Kebanyakan nelayan suku bangsa Fanti-Ghana (Afrika Barat) dan komunitas-komunitas nelayan dan pelayar di
negara-negara kepulauan pasifik, termasuk kepulauan Trobriand, percaya dan melakukan praktik magic untuk menjaga
keselamatan mereka dari gangguan hantu-hantu laut. Bahkan nelayan melakukan persaingan memperebutkan sumber daya
laut dengan menggunakan kekuatan supranatural / jimat dan praktik sihir.
Sistem kepercayaan dalam memanfaatkan sumber daya laut masyarakat pesisir selalu mengikuti kebiasaan yang sudah
menjadi tradisi adat bahkan ada yang melakukannya dengan suatu acara dalam bentuk ritual yang menurut sistem kepercayaan

dan pengetahuan masyarakat setempat ritual tersebut dapat memberikan mereka hasil usaha sebagai nelayan maupun
keselamatan selama melaut.
Di lain pihak mereka juga percaya bahwa pada kondisi tertentu, ketika penghuni alam ini, maksudnya manusia
serakah dan bertindak dalam memanfaatkan sumberdaya alam laut dan pesisir tidak sesuai dengan sistem nilai, hukum adat
dan tradisi budaya yang dianut, maka alam akan bertindak sebaliknya yakni memberi sanksi dan hukuman kepada manusia.
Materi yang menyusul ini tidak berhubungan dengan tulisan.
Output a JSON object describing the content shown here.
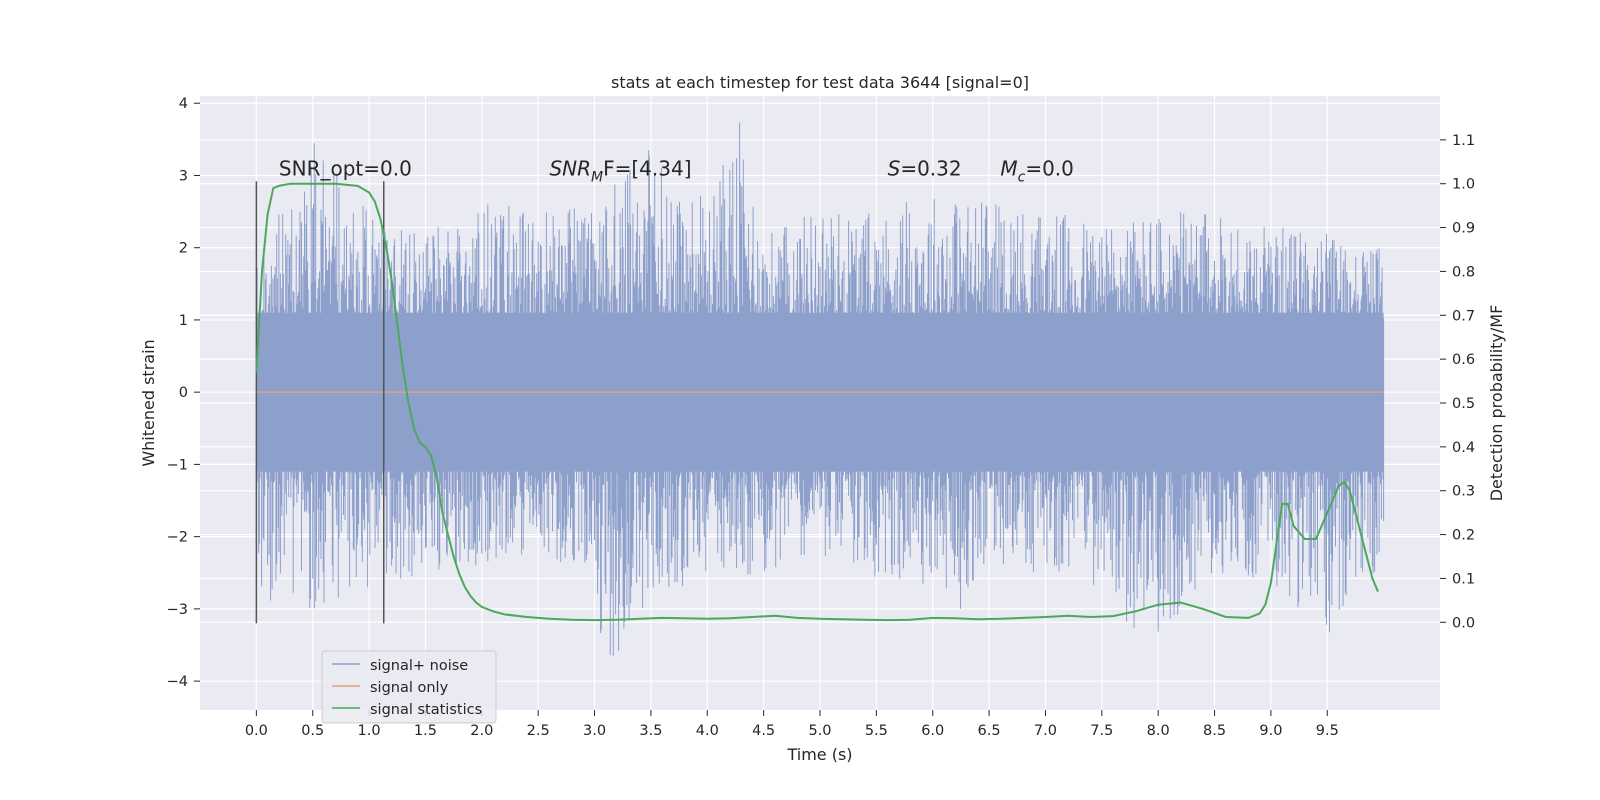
{
  "chart_data": {
    "type": "line",
    "title": "stats at each timestep for test data 3644 [signal=0]",
    "xlabel": "Time (s)",
    "ylabel": "Whitened strain",
    "y2label": "Detection probability/MF",
    "xlim": [
      -0.5,
      10.5
    ],
    "ylim": [
      -4.4,
      4.1
    ],
    "y2lim": [
      -0.2,
      1.2
    ],
    "x_ticks": [
      0.0,
      0.5,
      1.0,
      1.5,
      2.0,
      2.5,
      3.0,
      3.5,
      4.0,
      4.5,
      5.0,
      5.5,
      6.0,
      6.5,
      7.0,
      7.5,
      8.0,
      8.5,
      9.0,
      9.5
    ],
    "x_tick_labels": [
      "0.0",
      "0.5",
      "1.0",
      "1.5",
      "2.0",
      "2.5",
      "3.0",
      "3.5",
      "4.0",
      "4.5",
      "5.0",
      "5.5",
      "6.0",
      "6.5",
      "7.0",
      "7.5",
      "8.0",
      "8.5",
      "9.0",
      "9.5"
    ],
    "y_ticks": [
      -4,
      -3,
      -2,
      -1,
      0,
      1,
      2,
      3,
      4
    ],
    "y_tick_labels": [
      "−4",
      "−3",
      "−2",
      "−1",
      "0",
      "1",
      "2",
      "3",
      "4"
    ],
    "y2_ticks": [
      0.0,
      0.1,
      0.2,
      0.3,
      0.4,
      0.5,
      0.6,
      0.7,
      0.8,
      0.9,
      1.0,
      1.1
    ],
    "y2_tick_labels": [
      "0.0",
      "0.1",
      "0.2",
      "0.3",
      "0.4",
      "0.5",
      "0.6",
      "0.7",
      "0.8",
      "0.9",
      "1.0",
      "1.1"
    ],
    "grid": true,
    "legend_placement": "lower-left",
    "series": [
      {
        "name": "signal+ noise",
        "color": "#8da0cb",
        "x_range": [
          0.0,
          10.0
        ],
        "envelope_upper": [
          [
            0.0,
            1.8
          ],
          [
            0.5,
            3.5
          ],
          [
            1.0,
            2.5
          ],
          [
            1.5,
            2.2
          ],
          [
            2.0,
            2.6
          ],
          [
            2.5,
            2.6
          ],
          [
            3.0,
            2.6
          ],
          [
            3.5,
            3.4
          ],
          [
            4.0,
            2.7
          ],
          [
            4.3,
            3.8
          ],
          [
            4.5,
            2.2
          ],
          [
            5.0,
            2.6
          ],
          [
            5.5,
            2.5
          ],
          [
            6.0,
            2.8
          ],
          [
            6.5,
            2.7
          ],
          [
            7.0,
            2.5
          ],
          [
            7.5,
            2.4
          ],
          [
            8.0,
            2.5
          ],
          [
            8.5,
            2.5
          ],
          [
            9.0,
            2.3
          ],
          [
            9.5,
            2.2
          ],
          [
            10.0,
            2.0
          ]
        ],
        "envelope_lower": [
          [
            0.0,
            -3.1
          ],
          [
            0.5,
            -3.0
          ],
          [
            1.0,
            -2.7
          ],
          [
            1.5,
            -2.6
          ],
          [
            2.0,
            -2.4
          ],
          [
            2.5,
            -2.2
          ],
          [
            3.0,
            -2.6
          ],
          [
            3.1,
            -4.0
          ],
          [
            3.5,
            -2.8
          ],
          [
            4.0,
            -2.6
          ],
          [
            4.5,
            -2.5
          ],
          [
            5.0,
            -2.3
          ],
          [
            5.5,
            -2.6
          ],
          [
            6.0,
            -2.7
          ],
          [
            6.3,
            -3.1
          ],
          [
            6.5,
            -2.5
          ],
          [
            7.0,
            -2.5
          ],
          [
            7.5,
            -2.7
          ],
          [
            7.9,
            -3.6
          ],
          [
            8.5,
            -2.5
          ],
          [
            9.0,
            -2.6
          ],
          [
            9.5,
            -3.5
          ],
          [
            10.0,
            -2.3
          ]
        ]
      },
      {
        "name": "signal only",
        "color": "#e5a07f",
        "x": [
          0.0,
          10.0
        ],
        "y": [
          0.0,
          0.0
        ]
      },
      {
        "name": "signal statistics",
        "axis": "right",
        "color": "#4ca85c",
        "x": [
          0.0,
          0.05,
          0.1,
          0.15,
          0.2,
          0.3,
          0.5,
          0.7,
          0.9,
          1.0,
          1.05,
          1.1,
          1.15,
          1.2,
          1.25,
          1.3,
          1.35,
          1.4,
          1.45,
          1.5,
          1.55,
          1.6,
          1.65,
          1.7,
          1.75,
          1.8,
          1.85,
          1.9,
          1.95,
          2.0,
          2.1,
          2.2,
          2.4,
          2.6,
          2.8,
          3.0,
          3.2,
          3.4,
          3.6,
          3.8,
          4.0,
          4.2,
          4.4,
          4.6,
          4.8,
          5.0,
          5.2,
          5.4,
          5.6,
          5.8,
          6.0,
          6.2,
          6.4,
          6.6,
          6.8,
          7.0,
          7.2,
          7.4,
          7.6,
          7.8,
          8.0,
          8.2,
          8.4,
          8.6,
          8.8,
          8.9,
          8.95,
          9.0,
          9.05,
          9.1,
          9.15,
          9.2,
          9.3,
          9.4,
          9.5,
          9.6,
          9.65,
          9.7,
          9.8,
          9.9,
          9.95
        ],
        "y": [
          0.57,
          0.8,
          0.93,
          0.99,
          0.995,
          1.0,
          1.0,
          1.0,
          0.995,
          0.98,
          0.96,
          0.92,
          0.86,
          0.78,
          0.68,
          0.58,
          0.5,
          0.44,
          0.41,
          0.4,
          0.38,
          0.33,
          0.25,
          0.2,
          0.15,
          0.11,
          0.08,
          0.06,
          0.045,
          0.035,
          0.025,
          0.018,
          0.012,
          0.008,
          0.006,
          0.005,
          0.006,
          0.008,
          0.01,
          0.009,
          0.008,
          0.009,
          0.012,
          0.015,
          0.01,
          0.008,
          0.007,
          0.006,
          0.005,
          0.006,
          0.01,
          0.009,
          0.007,
          0.008,
          0.01,
          0.012,
          0.015,
          0.012,
          0.014,
          0.025,
          0.04,
          0.045,
          0.03,
          0.012,
          0.01,
          0.02,
          0.04,
          0.09,
          0.18,
          0.27,
          0.27,
          0.22,
          0.19,
          0.19,
          0.25,
          0.31,
          0.32,
          0.3,
          0.2,
          0.1,
          0.07
        ]
      }
    ],
    "vlines": [
      0.0,
      1.13
    ],
    "annotations": [
      {
        "id": "snr_opt",
        "x": 0.2,
        "y": 3.0,
        "text": "SNR_opt=0.0"
      },
      {
        "id": "snr_mf",
        "x": 2.6,
        "y": 3.0,
        "parts": [
          "SNR",
          "M",
          "F=[4.34]"
        ]
      },
      {
        "id": "s_stat",
        "x": 5.6,
        "y": 3.0,
        "parts": [
          "S",
          "=0.32"
        ]
      },
      {
        "id": "mc",
        "x": 6.6,
        "y": 3.0,
        "parts": [
          "M",
          "c",
          "=0.0"
        ]
      }
    ]
  }
}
Menurut sistem kepercayaan masyarakat setempat bentuk hukuman yang alam berikan kepada mereka dalam memanfaatkan
sumberdaya alam laut dan pesisir yang tidak sesuai dengan kesepakatan adat dan tradisi masyarakat setempat, dapat berupa
bencana alam, sakit yang tidak dapat diobati secara medis, kecelakaan baik di laut dan di darat (tenggelam, digigit ikan hiu,
paus, ular atau jatuh dari pohon).
Resiko dan hukuman alam ini dapat dialami secara fatal yakni menimbulkan kematian dan/atau hanya menimbulkan
kecelakaan seperti luka, patah, hilang beberapa organ tubuh dan dapat juga menimbulkan kelumpuhan serta mempengaruhi
gangguan kejiwaan (gila). Mereka sangat menyadari bahwa nilai-nilai tersebut merupakan warisan leluhur yang perlu
ditumbuh-kembangkan kembali agar menjadi penuntun moral dan pranata untuk mengatur masyarakat dalam menfaatkan
sumberdaya pesisir dan laut secara bertanggung jawab dan berkelanjutan. Kesadaran masyarakat dalam melestarikan sistem
kepercayaan yang berkaitan dengan pengelolaan sumberdaya pesisir dan laut, juga disebabkan oleh adanya kekewatiran akan
pudarnya atau hilangnya nilai-nilai sistem kepercayaan . Fenomena lainnya adalah dewasa ini di mana-mana terjadi perilaku
pemanfaatan sumberdaya pesisir dan laut cenderung bersifat destruktif dan tidak ramah lingkungan.
Selain itu masyarakat pesisir umumnya merasa pesimis dan meragukan implementasi hukum-hukum positif termasuk
aparat penegak hukum. Respons masyarakat terhadap hukum-hukum positif yang ada dan berlaku sangat rendah. Hal ini
disebabkan karena adanya kenyataan bahwa para pelaku perusakan lingkungan yang ditangkap, tidak jelas penyesaiannya dan
tidak membuat jera terhadap para pelaku pengrusak lingkungan.